Grace’s home in Wilton was “Graenest Farm” (named after Grace and Ernest). It was an old run-down farmhouse and surrounding acreage that the Schencks renovated by adding trails, outbuildings, gardens, and putting the land back into production. The house stood in Wilton center near where the Stop & Shop is today.
Grace dedicated herself to volunteer work in Wilton, focusing on the causes she most believed in. She was a founding member of the Women’s Civic League and a charter member of the Wilton Garden Club (along with co-suffragists Abigail Rundel, Helen Howard, and Mary Comstock). During World War I she headed Wilton’s local chapter of the Red Cross. She also helped found the Wilton Equal Franchise League in the summer of 1911. Through this and other Wilton clubs, Grace came to know all of Wilton’s most politically and socially active women, including Estelle DeWitt Weston (who was the first woman elected to the Wilton School Board), town librarian Ethel Hart, and Hannah Ambler and her sister Elizabeth Raymond of Ambler Farm.

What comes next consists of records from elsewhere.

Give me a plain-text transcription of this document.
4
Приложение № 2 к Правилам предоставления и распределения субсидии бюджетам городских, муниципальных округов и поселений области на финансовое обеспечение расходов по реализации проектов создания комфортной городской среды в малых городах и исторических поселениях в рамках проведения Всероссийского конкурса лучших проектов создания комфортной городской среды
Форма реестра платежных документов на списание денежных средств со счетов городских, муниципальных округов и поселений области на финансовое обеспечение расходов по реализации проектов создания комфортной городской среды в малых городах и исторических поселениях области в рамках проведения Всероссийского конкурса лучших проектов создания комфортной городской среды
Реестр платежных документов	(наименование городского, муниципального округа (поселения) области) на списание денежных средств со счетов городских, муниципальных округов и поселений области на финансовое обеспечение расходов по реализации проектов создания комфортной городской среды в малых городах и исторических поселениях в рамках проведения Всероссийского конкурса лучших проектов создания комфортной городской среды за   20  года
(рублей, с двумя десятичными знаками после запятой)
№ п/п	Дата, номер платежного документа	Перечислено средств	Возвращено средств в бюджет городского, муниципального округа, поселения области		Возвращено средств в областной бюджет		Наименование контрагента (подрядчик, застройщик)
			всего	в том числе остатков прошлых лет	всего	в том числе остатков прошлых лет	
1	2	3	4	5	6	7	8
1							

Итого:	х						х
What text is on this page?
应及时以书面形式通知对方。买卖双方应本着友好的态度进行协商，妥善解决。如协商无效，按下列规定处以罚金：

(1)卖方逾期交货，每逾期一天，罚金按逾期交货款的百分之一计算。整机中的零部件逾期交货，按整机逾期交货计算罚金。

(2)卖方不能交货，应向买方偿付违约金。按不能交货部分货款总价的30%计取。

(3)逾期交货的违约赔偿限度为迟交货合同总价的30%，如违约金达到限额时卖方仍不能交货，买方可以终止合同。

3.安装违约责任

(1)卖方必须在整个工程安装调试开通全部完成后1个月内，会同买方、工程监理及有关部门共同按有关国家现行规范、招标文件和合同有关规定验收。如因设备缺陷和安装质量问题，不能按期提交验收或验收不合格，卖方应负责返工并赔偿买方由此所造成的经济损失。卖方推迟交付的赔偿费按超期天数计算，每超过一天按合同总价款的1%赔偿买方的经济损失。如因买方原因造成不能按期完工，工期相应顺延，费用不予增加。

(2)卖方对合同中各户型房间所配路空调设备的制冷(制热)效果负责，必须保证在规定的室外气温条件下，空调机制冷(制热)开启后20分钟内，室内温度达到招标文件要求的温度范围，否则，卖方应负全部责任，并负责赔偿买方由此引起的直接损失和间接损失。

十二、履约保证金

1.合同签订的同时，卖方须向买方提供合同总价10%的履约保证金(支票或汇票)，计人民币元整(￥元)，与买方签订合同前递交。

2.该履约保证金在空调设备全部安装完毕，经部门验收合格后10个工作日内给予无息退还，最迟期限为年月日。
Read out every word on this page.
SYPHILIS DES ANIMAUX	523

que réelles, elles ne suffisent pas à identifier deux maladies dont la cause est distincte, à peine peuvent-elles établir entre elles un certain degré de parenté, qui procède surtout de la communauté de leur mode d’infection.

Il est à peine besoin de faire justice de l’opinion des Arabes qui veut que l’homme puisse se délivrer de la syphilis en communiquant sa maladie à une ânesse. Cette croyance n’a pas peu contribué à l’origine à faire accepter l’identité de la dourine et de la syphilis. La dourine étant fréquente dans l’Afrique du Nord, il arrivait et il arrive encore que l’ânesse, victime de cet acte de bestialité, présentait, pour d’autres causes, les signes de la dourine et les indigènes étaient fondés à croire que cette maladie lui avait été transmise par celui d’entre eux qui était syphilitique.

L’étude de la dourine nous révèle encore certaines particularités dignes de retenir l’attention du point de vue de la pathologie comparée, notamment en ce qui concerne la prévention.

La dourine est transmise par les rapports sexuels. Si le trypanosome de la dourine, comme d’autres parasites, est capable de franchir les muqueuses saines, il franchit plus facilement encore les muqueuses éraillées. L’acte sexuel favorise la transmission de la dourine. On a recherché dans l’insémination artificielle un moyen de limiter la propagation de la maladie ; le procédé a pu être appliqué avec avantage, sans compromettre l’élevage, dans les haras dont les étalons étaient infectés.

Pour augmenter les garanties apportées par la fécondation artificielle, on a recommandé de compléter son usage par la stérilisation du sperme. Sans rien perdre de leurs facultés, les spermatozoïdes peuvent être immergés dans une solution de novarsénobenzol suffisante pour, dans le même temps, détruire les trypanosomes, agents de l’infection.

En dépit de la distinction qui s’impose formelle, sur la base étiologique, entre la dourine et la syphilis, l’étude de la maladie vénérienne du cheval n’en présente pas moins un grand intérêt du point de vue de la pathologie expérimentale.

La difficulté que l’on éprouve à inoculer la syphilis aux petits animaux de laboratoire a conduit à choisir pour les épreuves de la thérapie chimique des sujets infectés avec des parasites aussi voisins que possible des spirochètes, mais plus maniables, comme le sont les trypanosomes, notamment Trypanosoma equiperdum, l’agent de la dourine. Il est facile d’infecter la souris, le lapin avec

As a local branch of the Connecticut Woman’s Suffrage Association, the Wilton league’s first project was to persuade Wilton’s selectmen to pass approval of women’s right to vote on schools – a right which had been subject to local enactment since 1893. Quickly succeeding, Grace and the Wilton Equal Suffrage League next got the first fifty-five Wilton women registered to vote. Ironically, Grace herself was ineligible. Under the 1907 Expatriation Act she had lost her American citizenship when she married a foreign national. Ernest had to become a naturalized citizen before she could vote. He did this in 1920.
In July 1912, Grace hosted the Wilton Equal Suffrage League’s first suffrage fair at Graenest. This was one of many fundraising and educational campaigns that Grace directed as league president. The fair featured local goods, entertainments, and suffrage speeches. The most memorable was Elsie Hill’s, which she allegedly delivered from a hay bale. Hill was the daughter of a U.S. congressman from Norwalk. She rose to national prominence campaigning for suffrage across the country and joining Paul’s National Woman’s Party. She was jailed for 15 days in 1918 for giving a public speech at Lafayette Square in front of the White House.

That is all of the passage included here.